後期高齢者医療制度廃止:現場の慨嘆・憤慨 [BM時評]

 19日に厚生労働相がぶちあげた「後期高齢者医療制度を廃止の方針」に自治体の現場でシステム作りをし、住民に説明している方のブログ「公務員叩きに物申す!−現職公務員の妄言」が痛く痛く反応していらっしゃいます。

 9/9の「敗戦が近い(今、戦艦大和の出撃ぐらい)」で、現制度について「国民への説明が足りなかったのは単純に自治体が説明するだけの時間を国が与えてくれなかっただけのことである。システムも安定稼動していなかったから事務も構築できず、となれば国民への具体的な案内も出来ない」「つまり、システム面にしても広報周知にしても、平成20年10月制度開始であれば恐らく非常にスムーズにいっただろう」「そうであればマスコミに叩かれることも無く、わざわざこのような制度改悪改変も必要なかったであろう」と思われている立場からすると、この方針転換は理解を超えています。

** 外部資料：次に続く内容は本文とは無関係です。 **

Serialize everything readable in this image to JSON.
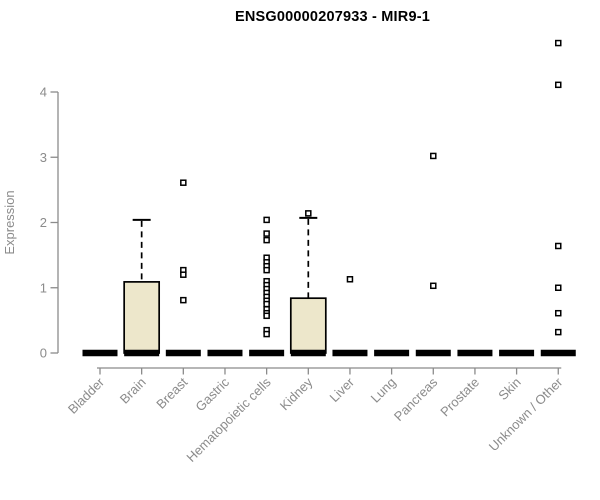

 9/20の「玉音放送が聞こえる」は「2ちゃんねる」風に風刺します。
  「廃止キタ━━━━━━(゚∀゚)━━━━━━ !!!!!
   マジですか、これ?
   システムとかどうするんだよ」
  「厚生労働省にとっては既定路線じゃね?
   これが国保の県単位の統合につながるんだよ」
  「厚労省が自称立派な家を作った。
   雨漏りがするとみのみんたに言われた。
   新しい家を用意すると大臣が発言した」
  「で、その家も短期間の突貫工事で傾いているというオチ」
  「ちょっと疑問点あげてみた。
   (1)年齢で区分けしない
    社保に移行したい人は移れるの?老人保健以前に戻すの?前期の拡大?
    被保険者全員に意思確認の通知を送付するの?お金は?
   (2)天引きを強制しない
    現在、一部施行しているが完全開放になるってこと?
    介護や住民税はどうなるの?
   (3)世代間の反目を助長しない
    健康保険組合が破綻した原因は、後期よりも前期の負担枠を
    広げたためだが、前期にも手を入れるってこと?」

 最後の部分が真面目な疑問ですね。市町村の現場で実務について働いている人には、実は遙かに深刻な問題が発生しているようです。

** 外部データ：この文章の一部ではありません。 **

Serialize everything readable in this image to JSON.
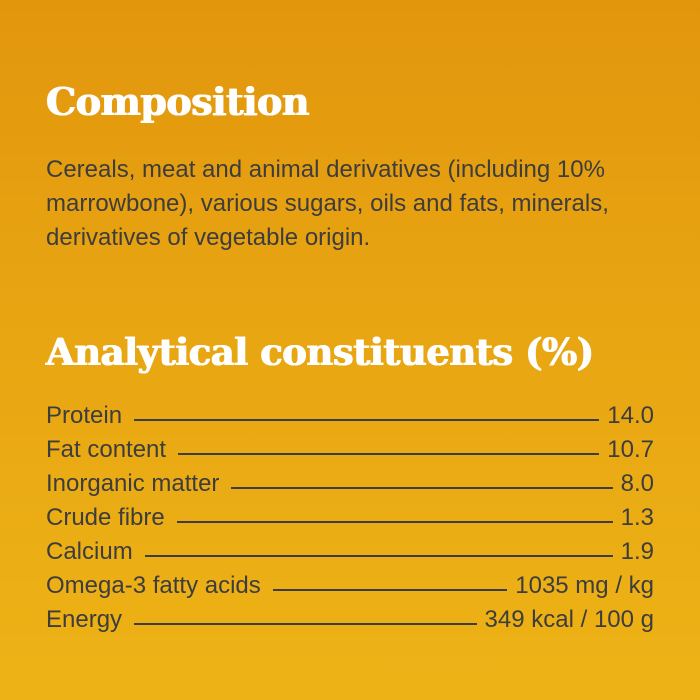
{
  "composition": {
    "title": "Composition",
    "text": "Cereals, meat and animal derivatives (including 10% marrowbone), various sugars, oils and fats, minerals, derivatives of vegetable origin."
  },
  "analytical": {
    "title": "Analytical constituents (%)",
    "rows": [
      {
        "label": "Protein",
        "value": "14.0"
      },
      {
        "label": "Fat content",
        "value": "10.7"
      },
      {
        "label": "Inorganic matter",
        "value": "8.0"
      },
      {
        "label": "Crude fibre",
        "value": "1.3"
      },
      {
        "label": "Calcium",
        "value": "1.9"
      },
      {
        "label": "Omega-3 fatty acids",
        "value": "1035 mg / kg"
      },
      {
        "label": "Energy",
        "value": "349 kcal / 100 g"
      }
    ]
  },
  "colors": {
    "background_top": "#e2960c",
    "background_bottom": "#edb316",
    "heading": "#ffffff",
    "text": "#3d3d3d"
  }
}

 「本来であれば、制度開始後に発生するであろう初期稼動の不具合(とりわけ高額療養費といった非常に複雑な処理の)に対処し、来るべき未曾有の複雑な処理『高額介護合算』の構築に全力を注ぐ時期である」「だが、その貴重な時間とベンダの人的リソースは制度改変への対応に全て費やされてしまった」

 確かに、全国規模のシステムを変えるには相当の準備と人的・物的資源が要ります。制度改変第一幕でも十分でなかったのに、もう第二幕に移るという――これは誰も責任を取れない混沌世界に進んでいくということでしょうか。